An essay by Louise Steinman and the final part of Rob Bowman's "On Being and On Being the Right Size"
Dear Readers,
Welcome to April, known around these parts as “the cruellest month.” But while I like Lilacs out of the dead land and Dull roots as much as the next guy, I try to focus on the positives.
Like a brand-new essay by Louise Steinman and the conclusion of Rob Bowman’s epic diary essay.
Sure, winter may have kept us warm with its forgetful snow, but Air/Light is gonna keep you HOT!
✌️
The Editors
Louise Steinman: “That LA Bug”
I never wanted to be born in Los Angeles. My childhood, I suspected, was misplaced. My mother and father were both New Yorkers. Thanks to a trove of correspondence that I discovered after my parents passed away within months of each other, I can pinpoint the exact date—August 1, 1941—that determined my destiny as a native Angeleno.

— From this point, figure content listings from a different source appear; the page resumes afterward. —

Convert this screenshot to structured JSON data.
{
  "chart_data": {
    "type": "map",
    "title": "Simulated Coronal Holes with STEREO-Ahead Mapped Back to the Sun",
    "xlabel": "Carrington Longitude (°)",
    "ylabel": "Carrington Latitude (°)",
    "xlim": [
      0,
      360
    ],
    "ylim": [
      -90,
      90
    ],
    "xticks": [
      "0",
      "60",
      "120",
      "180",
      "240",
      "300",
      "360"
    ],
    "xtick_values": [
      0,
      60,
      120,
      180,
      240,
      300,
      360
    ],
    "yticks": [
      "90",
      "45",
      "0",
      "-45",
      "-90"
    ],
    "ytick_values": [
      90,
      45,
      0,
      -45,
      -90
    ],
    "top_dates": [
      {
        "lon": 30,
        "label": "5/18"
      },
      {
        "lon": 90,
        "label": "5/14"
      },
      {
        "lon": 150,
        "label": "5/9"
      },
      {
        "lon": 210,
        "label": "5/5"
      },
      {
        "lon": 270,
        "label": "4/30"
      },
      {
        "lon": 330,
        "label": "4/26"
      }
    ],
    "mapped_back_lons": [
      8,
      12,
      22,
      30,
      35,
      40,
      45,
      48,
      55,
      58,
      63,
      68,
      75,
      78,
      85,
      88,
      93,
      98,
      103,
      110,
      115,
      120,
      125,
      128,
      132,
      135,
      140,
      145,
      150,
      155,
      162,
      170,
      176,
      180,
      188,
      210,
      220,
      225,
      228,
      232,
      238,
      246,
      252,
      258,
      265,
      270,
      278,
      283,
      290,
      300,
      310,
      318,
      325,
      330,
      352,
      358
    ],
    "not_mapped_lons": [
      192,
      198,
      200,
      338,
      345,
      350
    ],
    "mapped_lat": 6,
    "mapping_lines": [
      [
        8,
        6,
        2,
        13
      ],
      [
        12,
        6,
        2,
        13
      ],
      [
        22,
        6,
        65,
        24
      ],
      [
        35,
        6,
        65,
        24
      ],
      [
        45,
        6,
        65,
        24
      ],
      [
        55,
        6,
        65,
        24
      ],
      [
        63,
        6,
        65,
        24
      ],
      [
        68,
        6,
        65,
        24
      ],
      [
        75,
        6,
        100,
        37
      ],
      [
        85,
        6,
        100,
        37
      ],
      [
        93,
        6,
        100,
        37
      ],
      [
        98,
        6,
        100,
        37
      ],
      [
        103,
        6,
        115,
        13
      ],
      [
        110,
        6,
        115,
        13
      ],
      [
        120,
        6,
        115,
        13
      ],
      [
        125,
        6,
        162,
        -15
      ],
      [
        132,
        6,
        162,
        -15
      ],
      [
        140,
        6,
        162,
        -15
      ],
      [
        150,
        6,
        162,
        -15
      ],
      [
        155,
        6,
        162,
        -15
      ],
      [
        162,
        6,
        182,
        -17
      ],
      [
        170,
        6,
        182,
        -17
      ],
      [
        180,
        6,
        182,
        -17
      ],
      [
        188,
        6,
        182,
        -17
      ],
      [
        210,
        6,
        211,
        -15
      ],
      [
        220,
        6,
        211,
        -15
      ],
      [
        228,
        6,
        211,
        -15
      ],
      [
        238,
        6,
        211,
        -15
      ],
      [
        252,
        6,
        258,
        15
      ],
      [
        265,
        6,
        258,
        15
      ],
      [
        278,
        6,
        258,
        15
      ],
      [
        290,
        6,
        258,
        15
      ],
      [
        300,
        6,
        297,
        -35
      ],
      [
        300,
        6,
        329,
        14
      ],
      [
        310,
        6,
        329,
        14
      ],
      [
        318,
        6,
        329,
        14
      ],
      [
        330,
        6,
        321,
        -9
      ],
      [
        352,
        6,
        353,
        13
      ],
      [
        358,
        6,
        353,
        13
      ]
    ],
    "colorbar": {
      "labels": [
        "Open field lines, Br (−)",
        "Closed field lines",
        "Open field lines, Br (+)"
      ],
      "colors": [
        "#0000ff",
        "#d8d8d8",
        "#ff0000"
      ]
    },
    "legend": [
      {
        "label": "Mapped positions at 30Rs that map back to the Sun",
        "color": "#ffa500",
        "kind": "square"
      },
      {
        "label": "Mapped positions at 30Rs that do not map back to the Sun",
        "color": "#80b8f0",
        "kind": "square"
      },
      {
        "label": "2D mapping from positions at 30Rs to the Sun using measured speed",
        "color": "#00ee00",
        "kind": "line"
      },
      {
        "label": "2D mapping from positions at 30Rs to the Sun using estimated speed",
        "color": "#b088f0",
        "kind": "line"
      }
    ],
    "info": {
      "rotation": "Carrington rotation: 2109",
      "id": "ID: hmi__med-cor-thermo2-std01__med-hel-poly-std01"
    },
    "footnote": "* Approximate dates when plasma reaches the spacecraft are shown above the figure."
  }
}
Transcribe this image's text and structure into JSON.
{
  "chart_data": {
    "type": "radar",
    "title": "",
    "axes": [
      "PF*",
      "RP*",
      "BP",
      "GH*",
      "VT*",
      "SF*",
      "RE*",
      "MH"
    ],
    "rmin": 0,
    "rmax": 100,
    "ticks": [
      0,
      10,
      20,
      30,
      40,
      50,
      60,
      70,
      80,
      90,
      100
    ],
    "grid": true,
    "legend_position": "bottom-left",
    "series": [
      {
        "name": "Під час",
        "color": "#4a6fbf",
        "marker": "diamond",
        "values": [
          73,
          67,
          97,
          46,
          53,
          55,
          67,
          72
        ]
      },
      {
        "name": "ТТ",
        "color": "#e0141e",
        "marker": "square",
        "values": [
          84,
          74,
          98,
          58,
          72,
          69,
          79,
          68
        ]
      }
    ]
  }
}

On that morning, my young father stepped off the passenger train at L.A.’s Union Station. In the letter to my mother he wrote later that day: “Now I shall commence to tell you of my Gulliver’s Travels thru this fairyland of California.”
It was Norman Steinman’s first-ever westward crossing of the North American continent, where he’d arrived as a six-year-old in 1921 with his mother and sister, refugees from Ukraine during a period of profound upheaval. The entire country was a battlefield. For three years, per historian Timothy Snyder, five different armies had converged in Ukraine: Reds, Whites, Ukrainian nationalists, anarchists, and Poles. Bands of Cossacks rampaged through the countryside. All of it, of course, was bad for the Jews.

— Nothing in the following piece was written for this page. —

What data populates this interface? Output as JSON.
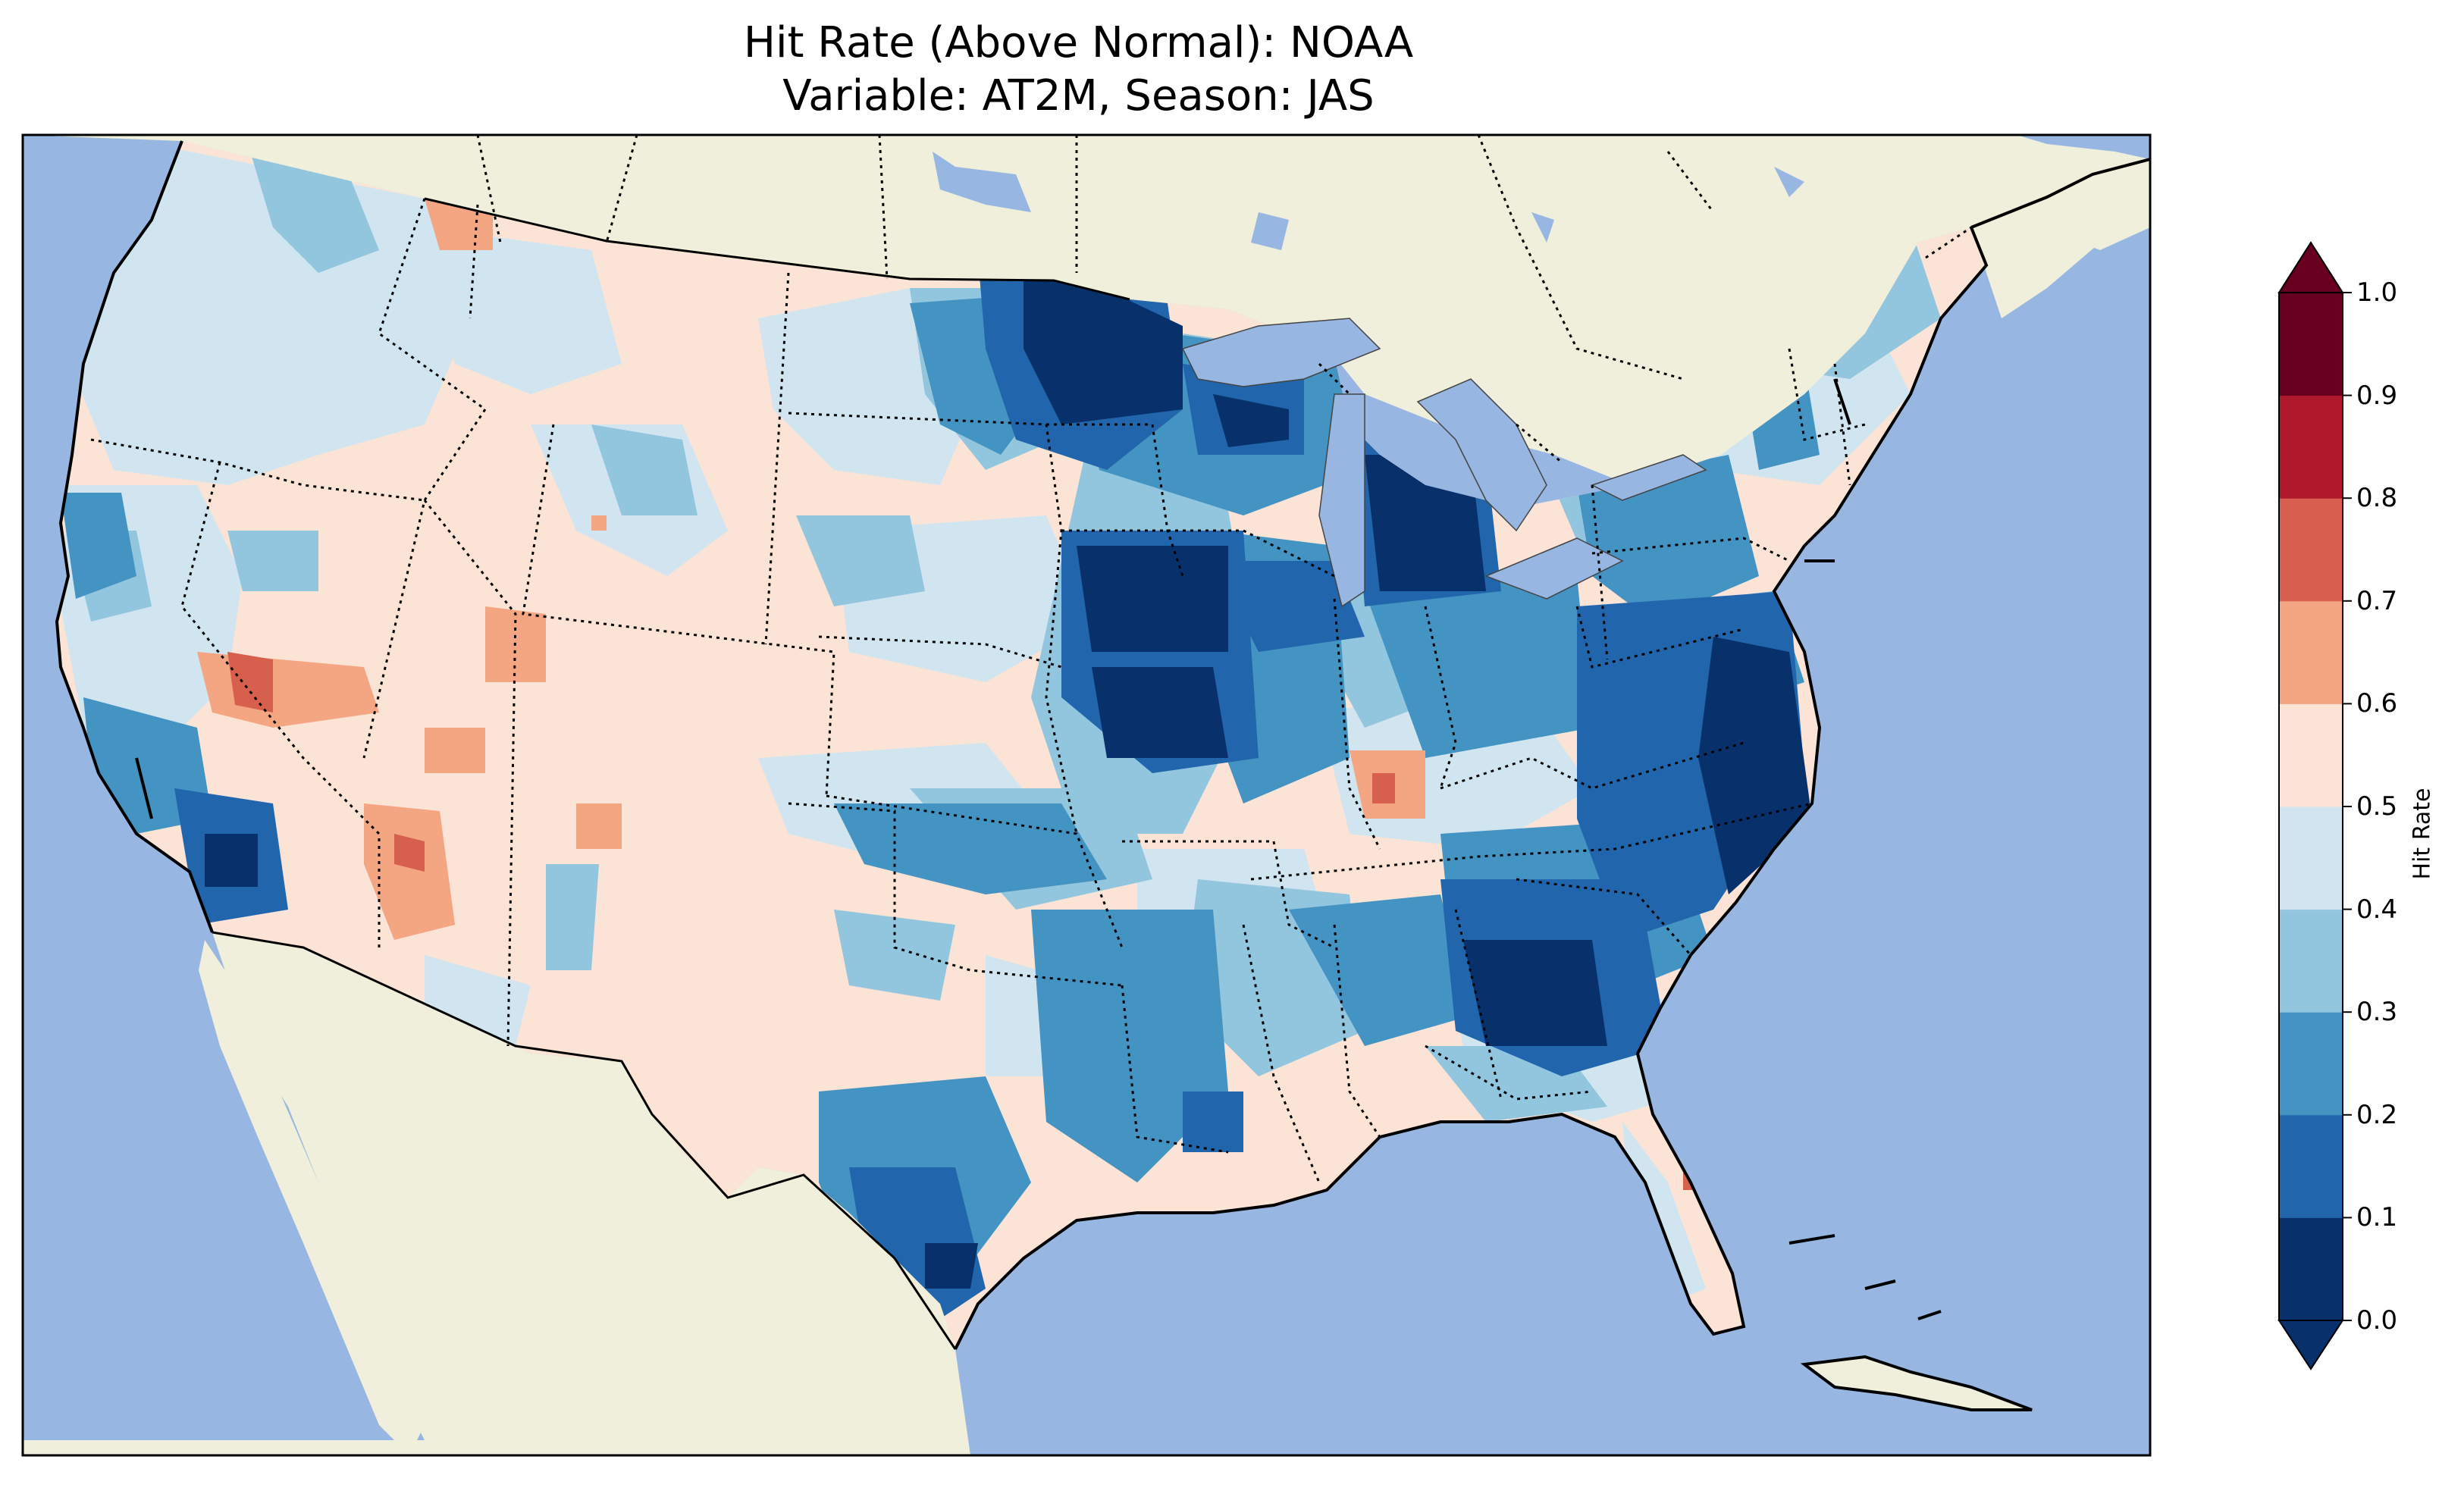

My father forgot his native Russian, but claimed he sometimes dreamed in his native tongue. He often referred to himself as a “Melancholy Slav.”

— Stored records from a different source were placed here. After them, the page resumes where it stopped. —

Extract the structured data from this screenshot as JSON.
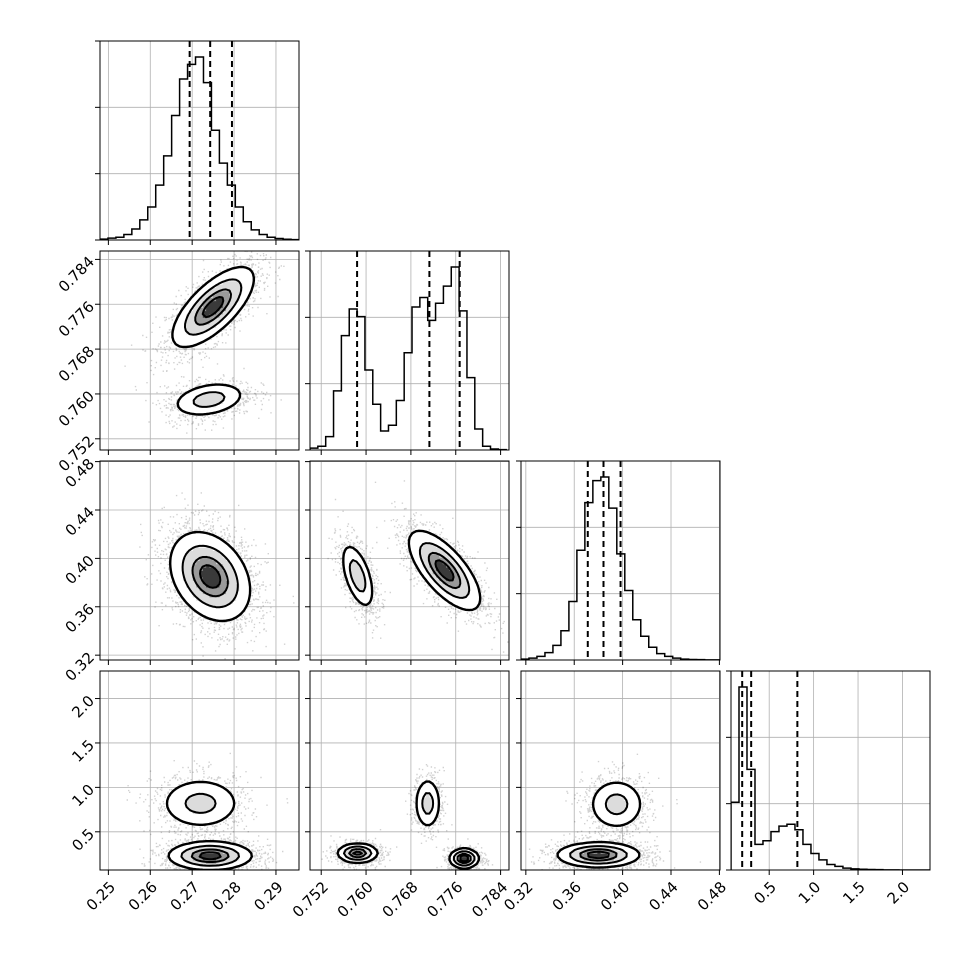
{
  "chart_data": {
    "type": "corner",
    "grid": true,
    "parameters": [
      {
        "range": [
          0.248,
          0.2955
        ],
        "ticks": [
          0.25,
          0.26,
          0.27,
          0.28,
          0.29
        ],
        "tick_labels": [
          "0.25",
          "0.26",
          "0.27",
          "0.28",
          "0.29"
        ],
        "quantiles": [
          0.2694,
          0.2743,
          0.2795
        ],
        "hist_bins": [
          0.248,
          0.2499,
          0.2518,
          0.2537,
          0.2556,
          0.2575,
          0.2594,
          0.2613,
          0.2632,
          0.2651,
          0.267,
          0.2689,
          0.2708,
          0.2727,
          0.2746,
          0.2765,
          0.2784,
          0.2803,
          0.2822,
          0.2841,
          0.286,
          0.2879,
          0.2898,
          0.2917,
          0.2936,
          0.2955
        ],
        "hist_counts": [
          0.005,
          0.01,
          0.015,
          0.03,
          0.06,
          0.11,
          0.18,
          0.3,
          0.46,
          0.68,
          0.88,
          0.96,
          1.0,
          0.86,
          0.6,
          0.42,
          0.3,
          0.18,
          0.1,
          0.055,
          0.03,
          0.015,
          0.008,
          0.004,
          0.002
        ]
      },
      {
        "range": [
          0.75,
          0.7855
        ],
        "ticks": [
          0.752,
          0.76,
          0.768,
          0.776,
          0.784
        ],
        "tick_labels": [
          "0.752",
          "0.760",
          "0.768",
          "0.776",
          "0.784"
        ],
        "quantiles": [
          0.7584,
          0.7713,
          0.7767
        ],
        "hist_bins": [
          0.75,
          0.7514,
          0.7528,
          0.7542,
          0.7556,
          0.757,
          0.7584,
          0.7598,
          0.7612,
          0.7626,
          0.764,
          0.7654,
          0.7668,
          0.7682,
          0.7696,
          0.771,
          0.7724,
          0.7738,
          0.7752,
          0.7766,
          0.778,
          0.7794,
          0.7808,
          0.7822,
          0.7836,
          0.785
        ],
        "hist_counts": [
          0.01,
          0.02,
          0.07,
          0.31,
          0.6,
          0.74,
          0.7,
          0.42,
          0.24,
          0.1,
          0.13,
          0.26,
          0.51,
          0.75,
          0.8,
          0.68,
          0.77,
          0.86,
          0.96,
          0.73,
          0.38,
          0.11,
          0.02,
          0.005,
          0.002
        ]
      },
      {
        "range": [
          0.316,
          0.4805
        ],
        "ticks": [
          0.32,
          0.36,
          0.4,
          0.44,
          0.48
        ],
        "tick_labels": [
          "0.32",
          "0.36",
          "0.40",
          "0.44",
          "0.48"
        ],
        "quantiles": [
          0.3712,
          0.3842,
          0.3983
        ],
        "hist_bins": [
          0.316,
          0.3226,
          0.3292,
          0.3358,
          0.3424,
          0.349,
          0.3556,
          0.3622,
          0.3688,
          0.3754,
          0.382,
          0.3886,
          0.3952,
          0.4018,
          0.4084,
          0.415,
          0.4216,
          0.4282,
          0.4348,
          0.4414,
          0.448,
          0.4546,
          0.4612,
          0.4678,
          0.4744,
          0.4805
        ],
        "hist_counts": [
          0.005,
          0.01,
          0.02,
          0.04,
          0.08,
          0.16,
          0.32,
          0.6,
          0.86,
          0.98,
          1.0,
          0.83,
          0.58,
          0.38,
          0.22,
          0.13,
          0.07,
          0.035,
          0.02,
          0.01,
          0.005,
          0.003,
          0.002,
          0.001,
          0.001
        ]
      },
      {
        "range": [
          0.07,
          2.31
        ],
        "ticks": [
          0.5,
          1.0,
          1.5,
          2.0
        ],
        "tick_labels": [
          "0.5",
          "1.0",
          "1.5",
          "2.0"
        ],
        "quantiles": [
          0.196,
          0.297,
          0.817
        ],
        "hist_bins": [
          0.07,
          0.16,
          0.25,
          0.34,
          0.43,
          0.52,
          0.61,
          0.7,
          0.79,
          0.88,
          0.97,
          1.06,
          1.15,
          1.24,
          1.33,
          1.42,
          1.51,
          1.6,
          1.69,
          1.78,
          1.87,
          1.96,
          2.05,
          2.14,
          2.23,
          2.31
        ],
        "hist_counts": [
          0.37,
          1.0,
          0.55,
          0.14,
          0.16,
          0.21,
          0.24,
          0.25,
          0.22,
          0.14,
          0.09,
          0.055,
          0.03,
          0.02,
          0.01,
          0.006,
          0.004,
          0.003,
          0.002,
          0.001,
          0.001,
          0.0,
          0.0,
          0.0,
          0.0
        ]
      }
    ],
    "pairs": [
      {
        "xi": 0,
        "yi": 1,
        "blobs": [
          {
            "center": [
              0.275,
              0.7755
            ],
            "sigma": [
              0.0049,
              0.0036
            ],
            "rho": 0.7,
            "weight": 1.0
          },
          {
            "center": [
              0.274,
              0.759
            ],
            "sigma": [
              0.0045,
              0.0016
            ],
            "rho": 0.3,
            "weight": 0.55
          }
        ]
      },
      {
        "xi": 0,
        "yi": 2,
        "blobs": [
          {
            "center": [
              0.2743,
              0.385
            ],
            "sigma": [
              0.0048,
              0.0185
            ],
            "rho": -0.3,
            "weight": 1.0
          }
        ]
      },
      {
        "xi": 1,
        "yi": 2,
        "blobs": [
          {
            "center": [
              0.7585,
              0.3855
            ],
            "sigma": [
              0.0015,
              0.014
            ],
            "rho": -0.55,
            "weight": 0.6
          },
          {
            "center": [
              0.774,
              0.39
            ],
            "sigma": [
              0.0032,
              0.0165
            ],
            "rho": -0.7,
            "weight": 1.0
          }
        ]
      },
      {
        "xi": 0,
        "yi": 3,
        "blobs": [
          {
            "center": [
              0.2743,
              0.23
            ],
            "sigma": [
              0.005,
              0.08
            ],
            "rho": 0.0,
            "weight": 1.0
          },
          {
            "center": [
              0.272,
              0.82
            ],
            "sigma": [
              0.005,
              0.15
            ],
            "rho": 0.0,
            "weight": 0.5
          }
        ]
      },
      {
        "xi": 1,
        "yi": 3,
        "blobs": [
          {
            "center": [
              0.7585,
              0.26
            ],
            "sigma": [
              0.0018,
              0.055
            ],
            "rho": 0.0,
            "weight": 0.9
          },
          {
            "center": [
              0.771,
              0.82
            ],
            "sigma": [
              0.0012,
              0.15
            ],
            "rho": 0.0,
            "weight": 0.5
          },
          {
            "center": [
              0.7775,
              0.2
            ],
            "sigma": [
              0.0013,
              0.055
            ],
            "rho": 0.0,
            "weight": 1.0
          }
        ]
      },
      {
        "xi": 2,
        "yi": 3,
        "blobs": [
          {
            "center": [
              0.38,
              0.24
            ],
            "sigma": [
              0.017,
              0.07
            ],
            "rho": 0.0,
            "weight": 1.0
          },
          {
            "center": [
              0.395,
              0.81
            ],
            "sigma": [
              0.012,
              0.15
            ],
            "rho": 0.0,
            "weight": 0.5
          }
        ]
      }
    ]
  }
}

“On Being and On Being the Right Size,” Part 5 by Rob Bowman
We’re thrilled to present “On Being and On Being the Right Size” in five parts for the next five weeks. You can read all the sections of the essay here.
—The Editors
I’m not as smart as I used to be.
It sounds like a weird boast, like talking about what a great athlete someone was before their knee blew out in high school. And maybe there is some of that. But here is how I know: There are blanks in my memory. Gray things, static and fuzz. Even when I concentrate, the connections don’t come as they once did. It’s like when you reach for something on a high shelf and your fingertips can gently manipulate it until it spins and rotates toward you and you can grab or tilt it until it tumbles into your hand. Now I reach up but my fingers don’t make contact or just barely brush against it. Enough to let me know it’s there but not to hold it. To tantalize and pain me.
Thomas uses insects to consider the process of thought in “On Societies as Organisms.” He writes that an individual ant has no mind, that it is but a single spark of thought, a “ganglion on legs. Four ants together, or ten, encircling a dead moth on a path, begin to look more like an idea.” They move the dead moth toward the hill but only after “the dense mass of thousands of ants … blackening the ground” fully become a mind, “thinking, planning, calculating. It is an intelligence, a kind of live computer, with crawling bits for its wits.”
How many ants compose my mind? I worry I’m the dead moth. Or maybe my mind has become like the termites Thomas also describes. “Two or three termites in a chamber,” he explains, “will begin to pick up pellets and move them from place to place, but nothing comes of it; nothing is built. As more join in, they seem to reach a critical mass, a quorum, and the thinking begins.” I wonder about the theory here. I think what happens may have less to do with the number of termites than the number of pellets. As Thomas elaborates: “They place pellets atop pellets, then throw up columns and beautiful, curving, symmetrical arches, and the crystalline architecture of vaulted chambers is created.” The symmetry comes if we let it, or if the termites let it, in other words.